I’m waiting for the water to boil.
I’m asking myself questions, at the same time as I’m trying to remember the name of the cat (I know it’s a silly name, that’s all).
Do I need to start the day planning, planning everything I’m about to do? What about structure, is that something I should be adding as I’m about to start writing my first sentence?
How should we get started? And, how should we end?
I don’t believe there’s a YES to everything when it comes to doing or when it comes to writing. There’s no simple truth. Maybe there’s not even any truth at all? I’m not sure.
I’ve always asked my teachers questions they’re not familiar with. In return, they’ve always been looking over my shoulder to see what I’ve been up to.
I’m about to have a conversation about what we’re going to do for our summer vacation. Not this early, but later today. I’m telling myself that it shouldn’t be that difficult to decide… It shouldn’t be that difficult. The cat still there, and so are the birds. The water is boiling. And, I want the summer vacation to be… different.

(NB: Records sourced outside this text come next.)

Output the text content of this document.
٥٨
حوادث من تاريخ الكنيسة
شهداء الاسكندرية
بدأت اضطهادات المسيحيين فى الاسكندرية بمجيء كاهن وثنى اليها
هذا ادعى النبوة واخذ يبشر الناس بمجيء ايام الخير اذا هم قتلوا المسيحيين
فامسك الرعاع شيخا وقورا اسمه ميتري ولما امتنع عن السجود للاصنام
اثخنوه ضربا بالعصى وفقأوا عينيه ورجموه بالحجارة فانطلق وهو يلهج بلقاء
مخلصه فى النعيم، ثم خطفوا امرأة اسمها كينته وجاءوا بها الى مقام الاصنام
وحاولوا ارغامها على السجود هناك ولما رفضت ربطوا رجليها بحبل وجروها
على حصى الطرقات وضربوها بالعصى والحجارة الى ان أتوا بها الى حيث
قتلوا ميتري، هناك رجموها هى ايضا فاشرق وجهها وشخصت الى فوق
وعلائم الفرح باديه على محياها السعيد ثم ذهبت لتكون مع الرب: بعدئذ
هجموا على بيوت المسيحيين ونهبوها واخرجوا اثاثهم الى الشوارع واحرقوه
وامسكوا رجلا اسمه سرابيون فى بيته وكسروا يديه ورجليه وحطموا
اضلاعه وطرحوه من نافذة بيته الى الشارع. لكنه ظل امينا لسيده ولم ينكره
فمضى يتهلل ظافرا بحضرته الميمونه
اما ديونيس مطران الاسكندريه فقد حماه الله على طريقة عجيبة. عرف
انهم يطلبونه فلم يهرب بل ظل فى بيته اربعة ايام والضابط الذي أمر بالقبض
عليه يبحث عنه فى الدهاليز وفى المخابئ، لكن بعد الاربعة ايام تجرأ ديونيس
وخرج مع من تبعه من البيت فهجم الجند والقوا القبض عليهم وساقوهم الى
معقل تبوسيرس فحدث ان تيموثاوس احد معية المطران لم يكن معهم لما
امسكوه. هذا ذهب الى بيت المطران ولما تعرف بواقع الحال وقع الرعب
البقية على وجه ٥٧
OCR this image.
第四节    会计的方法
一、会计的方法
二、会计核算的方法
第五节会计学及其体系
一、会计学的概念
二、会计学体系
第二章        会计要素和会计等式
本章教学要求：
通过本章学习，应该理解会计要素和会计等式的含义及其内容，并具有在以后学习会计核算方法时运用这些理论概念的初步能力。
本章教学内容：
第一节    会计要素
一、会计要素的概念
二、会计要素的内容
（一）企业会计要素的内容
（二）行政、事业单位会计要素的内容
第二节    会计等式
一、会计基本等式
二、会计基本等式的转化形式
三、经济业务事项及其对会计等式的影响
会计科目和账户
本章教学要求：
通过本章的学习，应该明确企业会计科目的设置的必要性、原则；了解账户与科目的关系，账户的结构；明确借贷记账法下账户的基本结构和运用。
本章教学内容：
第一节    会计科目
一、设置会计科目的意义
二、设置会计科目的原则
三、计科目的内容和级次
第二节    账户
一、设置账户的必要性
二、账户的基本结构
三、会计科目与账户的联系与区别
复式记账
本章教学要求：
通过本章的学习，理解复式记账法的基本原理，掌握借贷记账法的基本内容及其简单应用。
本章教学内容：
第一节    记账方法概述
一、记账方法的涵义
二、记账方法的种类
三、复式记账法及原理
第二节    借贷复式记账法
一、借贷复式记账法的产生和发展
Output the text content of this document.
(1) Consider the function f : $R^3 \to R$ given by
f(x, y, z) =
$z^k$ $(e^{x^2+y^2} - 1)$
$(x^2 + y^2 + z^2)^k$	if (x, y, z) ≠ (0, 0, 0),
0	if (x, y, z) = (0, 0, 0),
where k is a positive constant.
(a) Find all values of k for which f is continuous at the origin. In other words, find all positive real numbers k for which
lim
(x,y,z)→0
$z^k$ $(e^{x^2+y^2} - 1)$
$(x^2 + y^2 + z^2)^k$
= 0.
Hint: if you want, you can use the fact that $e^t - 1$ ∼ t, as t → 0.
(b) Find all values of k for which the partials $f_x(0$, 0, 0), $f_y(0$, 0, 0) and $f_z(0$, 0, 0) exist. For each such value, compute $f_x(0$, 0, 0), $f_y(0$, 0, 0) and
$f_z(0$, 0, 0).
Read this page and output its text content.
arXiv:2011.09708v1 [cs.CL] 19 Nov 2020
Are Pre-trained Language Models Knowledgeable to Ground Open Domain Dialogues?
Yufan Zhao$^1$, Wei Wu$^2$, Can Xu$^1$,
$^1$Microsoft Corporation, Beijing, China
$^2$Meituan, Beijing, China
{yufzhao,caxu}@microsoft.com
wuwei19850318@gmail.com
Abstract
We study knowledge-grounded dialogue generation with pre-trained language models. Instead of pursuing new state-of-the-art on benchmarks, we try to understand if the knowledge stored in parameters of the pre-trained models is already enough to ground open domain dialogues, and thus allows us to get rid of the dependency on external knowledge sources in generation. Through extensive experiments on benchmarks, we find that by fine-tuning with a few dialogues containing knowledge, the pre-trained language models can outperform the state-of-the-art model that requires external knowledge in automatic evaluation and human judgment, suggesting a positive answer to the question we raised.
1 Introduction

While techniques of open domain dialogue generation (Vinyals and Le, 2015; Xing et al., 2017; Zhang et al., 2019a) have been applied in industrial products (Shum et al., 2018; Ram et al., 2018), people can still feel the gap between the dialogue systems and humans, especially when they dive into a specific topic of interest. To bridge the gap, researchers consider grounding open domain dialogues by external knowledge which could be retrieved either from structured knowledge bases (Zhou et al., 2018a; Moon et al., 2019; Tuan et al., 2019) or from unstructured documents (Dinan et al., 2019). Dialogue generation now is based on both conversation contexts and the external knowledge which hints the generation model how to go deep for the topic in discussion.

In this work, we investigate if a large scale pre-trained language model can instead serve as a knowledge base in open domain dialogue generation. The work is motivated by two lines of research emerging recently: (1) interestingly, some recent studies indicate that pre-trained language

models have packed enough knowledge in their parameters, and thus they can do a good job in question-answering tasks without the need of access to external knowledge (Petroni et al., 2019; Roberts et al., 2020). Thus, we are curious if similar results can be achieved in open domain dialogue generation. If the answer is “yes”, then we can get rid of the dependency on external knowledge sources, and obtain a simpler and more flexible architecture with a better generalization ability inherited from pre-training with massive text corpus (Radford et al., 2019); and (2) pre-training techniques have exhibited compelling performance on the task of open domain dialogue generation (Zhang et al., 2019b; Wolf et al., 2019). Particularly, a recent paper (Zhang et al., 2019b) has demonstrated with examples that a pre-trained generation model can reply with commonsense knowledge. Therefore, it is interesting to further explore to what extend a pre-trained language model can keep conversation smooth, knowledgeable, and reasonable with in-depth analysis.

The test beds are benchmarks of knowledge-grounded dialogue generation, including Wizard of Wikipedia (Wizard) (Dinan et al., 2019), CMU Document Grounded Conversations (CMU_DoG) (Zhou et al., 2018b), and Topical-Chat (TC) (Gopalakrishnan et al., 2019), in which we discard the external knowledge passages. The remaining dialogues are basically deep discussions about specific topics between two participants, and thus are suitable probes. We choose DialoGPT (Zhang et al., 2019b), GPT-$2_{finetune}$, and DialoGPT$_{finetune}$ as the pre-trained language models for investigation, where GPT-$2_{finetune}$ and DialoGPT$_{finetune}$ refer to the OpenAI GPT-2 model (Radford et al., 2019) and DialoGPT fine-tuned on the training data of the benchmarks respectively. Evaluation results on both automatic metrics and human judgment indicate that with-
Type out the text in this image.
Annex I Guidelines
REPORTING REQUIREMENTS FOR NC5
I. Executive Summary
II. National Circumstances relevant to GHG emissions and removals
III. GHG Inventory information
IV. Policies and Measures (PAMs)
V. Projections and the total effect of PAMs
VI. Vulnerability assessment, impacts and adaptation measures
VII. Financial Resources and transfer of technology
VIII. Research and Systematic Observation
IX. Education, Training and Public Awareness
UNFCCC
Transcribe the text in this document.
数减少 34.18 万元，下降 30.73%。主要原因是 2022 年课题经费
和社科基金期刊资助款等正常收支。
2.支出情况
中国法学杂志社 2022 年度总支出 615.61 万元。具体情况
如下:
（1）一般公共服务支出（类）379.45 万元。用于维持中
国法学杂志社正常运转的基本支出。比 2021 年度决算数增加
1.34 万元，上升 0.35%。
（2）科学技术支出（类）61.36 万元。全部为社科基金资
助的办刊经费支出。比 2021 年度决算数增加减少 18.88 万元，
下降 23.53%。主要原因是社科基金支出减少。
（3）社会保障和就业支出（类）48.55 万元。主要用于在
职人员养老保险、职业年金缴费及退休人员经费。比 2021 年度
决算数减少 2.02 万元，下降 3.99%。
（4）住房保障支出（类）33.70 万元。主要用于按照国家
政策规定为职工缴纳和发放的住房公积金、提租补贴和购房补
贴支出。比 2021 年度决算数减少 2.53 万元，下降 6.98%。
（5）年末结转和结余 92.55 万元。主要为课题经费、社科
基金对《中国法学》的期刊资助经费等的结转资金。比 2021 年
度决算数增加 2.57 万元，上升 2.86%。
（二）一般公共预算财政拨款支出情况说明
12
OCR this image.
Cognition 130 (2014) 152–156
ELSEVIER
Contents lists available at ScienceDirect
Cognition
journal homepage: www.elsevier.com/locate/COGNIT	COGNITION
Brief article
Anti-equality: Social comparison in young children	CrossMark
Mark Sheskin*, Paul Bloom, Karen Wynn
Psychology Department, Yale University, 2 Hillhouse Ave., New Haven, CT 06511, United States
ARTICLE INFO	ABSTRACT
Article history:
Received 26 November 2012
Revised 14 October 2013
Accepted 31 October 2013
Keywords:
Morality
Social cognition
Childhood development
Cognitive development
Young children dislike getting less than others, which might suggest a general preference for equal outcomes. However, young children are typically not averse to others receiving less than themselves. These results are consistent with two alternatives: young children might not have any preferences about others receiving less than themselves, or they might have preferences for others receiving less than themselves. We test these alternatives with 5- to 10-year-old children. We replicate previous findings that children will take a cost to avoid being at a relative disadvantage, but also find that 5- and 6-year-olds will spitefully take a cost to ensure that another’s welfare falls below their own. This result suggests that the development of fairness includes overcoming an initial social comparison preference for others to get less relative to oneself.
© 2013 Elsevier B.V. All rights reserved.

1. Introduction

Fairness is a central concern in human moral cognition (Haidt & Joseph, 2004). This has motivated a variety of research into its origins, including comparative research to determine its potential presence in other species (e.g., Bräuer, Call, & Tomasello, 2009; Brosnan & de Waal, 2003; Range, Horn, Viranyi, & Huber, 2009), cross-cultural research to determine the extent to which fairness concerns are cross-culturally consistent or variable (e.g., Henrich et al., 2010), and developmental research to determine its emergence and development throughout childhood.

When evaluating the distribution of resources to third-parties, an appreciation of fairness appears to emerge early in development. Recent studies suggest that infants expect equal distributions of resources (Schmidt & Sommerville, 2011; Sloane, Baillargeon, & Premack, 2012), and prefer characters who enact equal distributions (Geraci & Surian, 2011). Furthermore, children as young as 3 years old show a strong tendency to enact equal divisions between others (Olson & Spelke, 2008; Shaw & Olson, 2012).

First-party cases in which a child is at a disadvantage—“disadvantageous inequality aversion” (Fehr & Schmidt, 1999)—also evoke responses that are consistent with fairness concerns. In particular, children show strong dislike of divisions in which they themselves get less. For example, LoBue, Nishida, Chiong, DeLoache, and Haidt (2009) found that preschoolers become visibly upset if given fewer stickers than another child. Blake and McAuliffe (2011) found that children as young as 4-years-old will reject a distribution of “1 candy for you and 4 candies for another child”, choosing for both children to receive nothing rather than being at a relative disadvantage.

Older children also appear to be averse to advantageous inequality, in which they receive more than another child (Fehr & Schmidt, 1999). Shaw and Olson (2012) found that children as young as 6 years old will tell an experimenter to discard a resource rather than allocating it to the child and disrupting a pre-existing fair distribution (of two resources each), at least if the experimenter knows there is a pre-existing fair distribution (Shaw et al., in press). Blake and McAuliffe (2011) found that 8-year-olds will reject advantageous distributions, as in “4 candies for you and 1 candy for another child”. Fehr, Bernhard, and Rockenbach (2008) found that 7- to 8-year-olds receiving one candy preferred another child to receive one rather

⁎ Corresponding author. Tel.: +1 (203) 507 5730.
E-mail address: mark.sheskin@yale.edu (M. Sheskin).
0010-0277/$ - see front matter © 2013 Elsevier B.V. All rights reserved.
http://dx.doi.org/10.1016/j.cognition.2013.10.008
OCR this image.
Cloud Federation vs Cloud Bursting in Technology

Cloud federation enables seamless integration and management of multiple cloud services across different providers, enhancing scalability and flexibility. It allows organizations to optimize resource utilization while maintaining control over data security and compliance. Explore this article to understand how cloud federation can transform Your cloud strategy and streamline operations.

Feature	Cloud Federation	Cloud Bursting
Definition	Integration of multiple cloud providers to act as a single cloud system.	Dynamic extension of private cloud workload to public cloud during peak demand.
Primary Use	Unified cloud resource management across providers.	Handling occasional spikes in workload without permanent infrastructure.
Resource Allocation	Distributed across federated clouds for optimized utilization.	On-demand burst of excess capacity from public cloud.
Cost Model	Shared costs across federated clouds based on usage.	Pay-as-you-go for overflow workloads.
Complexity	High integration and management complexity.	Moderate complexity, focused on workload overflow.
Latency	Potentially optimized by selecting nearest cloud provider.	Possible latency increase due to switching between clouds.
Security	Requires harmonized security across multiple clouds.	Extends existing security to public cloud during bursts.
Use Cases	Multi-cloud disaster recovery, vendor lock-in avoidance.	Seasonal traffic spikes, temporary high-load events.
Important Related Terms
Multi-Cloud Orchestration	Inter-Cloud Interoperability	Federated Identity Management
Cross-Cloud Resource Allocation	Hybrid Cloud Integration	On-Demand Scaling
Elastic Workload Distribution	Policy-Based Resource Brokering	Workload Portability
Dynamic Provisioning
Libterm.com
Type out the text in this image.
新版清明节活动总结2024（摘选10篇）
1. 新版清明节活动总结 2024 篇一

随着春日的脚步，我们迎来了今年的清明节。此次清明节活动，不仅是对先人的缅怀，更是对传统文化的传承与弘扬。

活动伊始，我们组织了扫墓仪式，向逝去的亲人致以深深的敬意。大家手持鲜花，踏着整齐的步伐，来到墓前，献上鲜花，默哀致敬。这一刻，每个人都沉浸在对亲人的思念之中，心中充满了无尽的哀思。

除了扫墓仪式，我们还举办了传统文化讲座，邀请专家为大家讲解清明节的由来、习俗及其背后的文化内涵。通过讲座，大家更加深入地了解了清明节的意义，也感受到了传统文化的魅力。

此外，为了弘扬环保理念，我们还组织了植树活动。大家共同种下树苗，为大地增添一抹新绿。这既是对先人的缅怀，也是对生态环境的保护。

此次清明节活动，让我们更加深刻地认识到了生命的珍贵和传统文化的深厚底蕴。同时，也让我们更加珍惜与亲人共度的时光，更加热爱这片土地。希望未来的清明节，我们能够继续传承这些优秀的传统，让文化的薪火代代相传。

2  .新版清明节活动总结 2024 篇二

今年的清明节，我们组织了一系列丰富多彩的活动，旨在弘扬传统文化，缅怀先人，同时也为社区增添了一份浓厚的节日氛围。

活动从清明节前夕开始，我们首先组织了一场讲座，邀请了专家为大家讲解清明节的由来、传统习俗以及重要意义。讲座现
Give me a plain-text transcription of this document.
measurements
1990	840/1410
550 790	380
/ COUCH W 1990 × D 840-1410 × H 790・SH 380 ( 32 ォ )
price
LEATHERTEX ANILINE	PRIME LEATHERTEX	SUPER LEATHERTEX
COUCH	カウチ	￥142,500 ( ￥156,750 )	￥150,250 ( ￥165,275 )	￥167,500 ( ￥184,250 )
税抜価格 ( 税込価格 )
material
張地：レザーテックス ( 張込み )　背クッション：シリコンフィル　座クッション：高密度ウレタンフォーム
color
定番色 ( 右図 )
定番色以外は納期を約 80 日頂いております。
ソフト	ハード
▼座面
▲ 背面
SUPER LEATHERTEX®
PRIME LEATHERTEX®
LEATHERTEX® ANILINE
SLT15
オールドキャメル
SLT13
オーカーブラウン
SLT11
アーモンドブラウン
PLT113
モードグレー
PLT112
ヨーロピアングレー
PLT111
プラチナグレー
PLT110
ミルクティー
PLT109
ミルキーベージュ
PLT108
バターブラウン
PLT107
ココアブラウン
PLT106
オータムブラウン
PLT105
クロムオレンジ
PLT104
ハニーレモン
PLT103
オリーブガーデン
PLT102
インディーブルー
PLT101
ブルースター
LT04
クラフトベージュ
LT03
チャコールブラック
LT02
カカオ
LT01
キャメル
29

If my dad tells me that something is not difficult, he usually replies; it’s not art! That’s his way of saying that what I’m about to do is not that hard (even I can do it).
It’s (not) art
There are many different systems and tools. I’m using some of them for blogging. The newest system I’m using is Postmatic. I read tips, tricks, and new tools frequently. It’s not that I end up being like everyone else, but we’re using the same things.
There are many ways of doing things, and usually I’m doing most of them the same way as everyone else. There are different ways to write a blog. I’m doing it the only way I know – my way. But, it’s not really that different.
I published the first draft of the story; a single tear makes all the difference in the world, without any feedback. It felt different, at the time when I published it. But, I’m not that sure anymore.
Now, ready for a cup of green tea, I’m thinking about why the smallest things sometimes seems to be the hardest to figure out.